波紋のようなやわらかい模様が広がって、吸い込まれそうな空へと続いている。


それは水上の世界。
暗い澱んだ水底から見上げた外の光景。


水面に透けて見える人影が水中に沈んでいるように湾曲して見える。
同じく湾曲して見える塔は実際に歪曲した塔の数々。
半透明で青みがかった廃墟が点々と、破片になって燃え尽きた灰のように積み重なっている。

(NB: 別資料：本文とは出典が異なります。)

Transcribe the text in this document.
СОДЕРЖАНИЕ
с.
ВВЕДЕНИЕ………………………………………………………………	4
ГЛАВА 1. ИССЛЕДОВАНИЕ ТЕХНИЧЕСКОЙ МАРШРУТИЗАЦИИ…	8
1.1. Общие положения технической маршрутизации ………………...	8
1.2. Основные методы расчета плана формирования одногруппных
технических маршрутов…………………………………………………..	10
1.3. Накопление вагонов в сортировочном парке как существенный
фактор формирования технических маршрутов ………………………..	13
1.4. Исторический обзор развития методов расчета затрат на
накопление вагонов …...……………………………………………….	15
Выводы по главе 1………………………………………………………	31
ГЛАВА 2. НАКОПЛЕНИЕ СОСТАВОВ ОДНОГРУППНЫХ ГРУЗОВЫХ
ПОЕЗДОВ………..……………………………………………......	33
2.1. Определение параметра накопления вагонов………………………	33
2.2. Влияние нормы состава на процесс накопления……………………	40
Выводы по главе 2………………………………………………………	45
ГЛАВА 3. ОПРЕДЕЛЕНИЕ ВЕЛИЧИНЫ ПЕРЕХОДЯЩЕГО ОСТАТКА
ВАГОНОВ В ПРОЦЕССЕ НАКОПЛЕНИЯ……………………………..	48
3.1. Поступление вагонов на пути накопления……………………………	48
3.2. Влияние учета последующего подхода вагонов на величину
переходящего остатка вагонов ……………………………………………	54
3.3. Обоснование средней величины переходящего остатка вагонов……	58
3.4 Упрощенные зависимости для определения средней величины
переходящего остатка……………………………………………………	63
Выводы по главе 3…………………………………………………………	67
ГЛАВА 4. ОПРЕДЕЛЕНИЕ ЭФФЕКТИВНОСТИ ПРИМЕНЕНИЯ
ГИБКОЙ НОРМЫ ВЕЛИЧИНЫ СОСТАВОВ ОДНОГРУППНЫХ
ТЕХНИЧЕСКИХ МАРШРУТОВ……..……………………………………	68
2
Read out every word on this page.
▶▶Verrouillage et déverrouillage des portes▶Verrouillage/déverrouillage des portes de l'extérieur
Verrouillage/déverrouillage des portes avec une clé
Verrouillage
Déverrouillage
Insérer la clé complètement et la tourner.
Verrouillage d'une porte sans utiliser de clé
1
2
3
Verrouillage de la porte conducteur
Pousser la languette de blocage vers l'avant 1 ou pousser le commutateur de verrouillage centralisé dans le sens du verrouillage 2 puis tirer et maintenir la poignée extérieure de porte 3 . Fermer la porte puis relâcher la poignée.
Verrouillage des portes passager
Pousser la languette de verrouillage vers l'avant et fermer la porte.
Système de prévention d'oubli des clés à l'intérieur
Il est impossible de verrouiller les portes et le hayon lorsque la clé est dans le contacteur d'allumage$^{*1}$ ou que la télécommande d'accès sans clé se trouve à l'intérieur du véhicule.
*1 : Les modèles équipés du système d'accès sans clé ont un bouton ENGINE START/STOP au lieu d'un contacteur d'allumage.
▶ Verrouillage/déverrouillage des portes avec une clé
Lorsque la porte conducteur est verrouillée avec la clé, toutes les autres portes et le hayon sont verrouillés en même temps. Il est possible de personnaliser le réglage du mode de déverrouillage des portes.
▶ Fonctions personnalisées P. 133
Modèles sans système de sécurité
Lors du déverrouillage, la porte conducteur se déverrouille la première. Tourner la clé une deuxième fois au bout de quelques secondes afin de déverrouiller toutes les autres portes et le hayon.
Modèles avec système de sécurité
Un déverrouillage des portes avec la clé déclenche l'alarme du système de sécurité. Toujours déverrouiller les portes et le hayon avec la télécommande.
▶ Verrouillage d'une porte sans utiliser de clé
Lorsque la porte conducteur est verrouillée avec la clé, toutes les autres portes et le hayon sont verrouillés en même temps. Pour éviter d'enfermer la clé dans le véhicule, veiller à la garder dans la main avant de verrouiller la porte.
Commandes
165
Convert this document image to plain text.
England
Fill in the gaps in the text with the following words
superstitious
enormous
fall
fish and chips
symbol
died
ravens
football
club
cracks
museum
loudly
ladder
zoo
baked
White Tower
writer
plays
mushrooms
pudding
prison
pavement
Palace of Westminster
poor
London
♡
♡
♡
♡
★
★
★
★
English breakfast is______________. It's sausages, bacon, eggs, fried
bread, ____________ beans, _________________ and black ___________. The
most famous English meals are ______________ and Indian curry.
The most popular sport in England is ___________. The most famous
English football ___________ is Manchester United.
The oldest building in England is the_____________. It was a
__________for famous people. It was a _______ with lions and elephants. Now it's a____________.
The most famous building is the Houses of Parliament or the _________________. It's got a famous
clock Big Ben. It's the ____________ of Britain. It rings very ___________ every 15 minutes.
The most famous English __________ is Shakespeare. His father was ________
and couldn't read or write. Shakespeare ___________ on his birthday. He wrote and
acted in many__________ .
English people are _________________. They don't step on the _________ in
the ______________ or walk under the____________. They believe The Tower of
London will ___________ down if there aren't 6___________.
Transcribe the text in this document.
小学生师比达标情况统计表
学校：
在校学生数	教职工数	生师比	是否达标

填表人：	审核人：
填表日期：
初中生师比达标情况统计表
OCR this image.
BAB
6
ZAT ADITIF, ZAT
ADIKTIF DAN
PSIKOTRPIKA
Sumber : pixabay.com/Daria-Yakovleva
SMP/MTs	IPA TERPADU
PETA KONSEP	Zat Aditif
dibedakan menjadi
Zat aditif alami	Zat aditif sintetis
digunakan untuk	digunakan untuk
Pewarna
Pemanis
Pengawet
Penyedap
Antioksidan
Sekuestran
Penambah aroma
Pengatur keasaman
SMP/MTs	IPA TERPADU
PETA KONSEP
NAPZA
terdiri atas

それは雨隠れの里の神と、三忍の戦闘の激しさを物語っていた。




「───大蛇丸…」


歪曲された水面に映る人影。
それが今、ひとつ増える。


「裏切り者が今更なにしに来た」


自来也に肩を貸して佇む男に、同じ眼をした男達が問い質す。
彼らの渦巻く紫色の瞳に映る大蛇丸は、わざとらしく肩を竦めてみせた。


「久方ぶりの再会だというのに、つれないわね」
「お前は“暁”を裏切った。よくもおめおめと顔を出せたものだ」


元”暁”の一員だった大蛇丸は、かつてのリーダーの双眸を舐めるようにまじまじと見つめた。
ペインのもっともな意見に、悪びれもせず、くつり、と口角を吊り上げる。


「…伝説に聞く三大瞳術の中で最も崇高とされる“輪廻眼”をこんなにたくさん拝めるとは思ってもみなかったわ…ひとつくらい私に頂戴な」
「減らず口を…お前はイタチにも写輪眼狙いで近づいて返り討ちにされていただろうが。イタチにさえ敵わなかったお前が出てきたところで状況は変わらない。三忍の遺体が増えるだけだ」


一様に無表情なペインのひとりが冷酷に淡々と告げる。
思い出したくない出来事を蒸し返されたお返しに、大蛇丸は薄ら笑いを返した。


「私が何の対策もせず、姿を見せたと思うの?だとしたら───」



刹那、水面が大きく揺れた。
自来也との戦闘で湖と化したその場に、次々と波紋が広がる。


直後、ペインの足場が崩れた。
否、澱んだ暗い水底から外を窺っていたソレが顔を出したのだ。


瀑布同然の高い水飛沫が飛び散り、巨大な口が真下から現れる。
毒牙から逃れようと、すぐさま跳躍したペインだが、その内のひとりは逃げ切れなかった。



ばくん、














主に従い、水底に身を潜めていた大蛇丸の巨大な蛇。

その蛇に食い破られたペインの身体が、血飛沫をあげる。
水飛沫の中に雑じる血が廃墟と化した瓦礫を赤く染め上げた。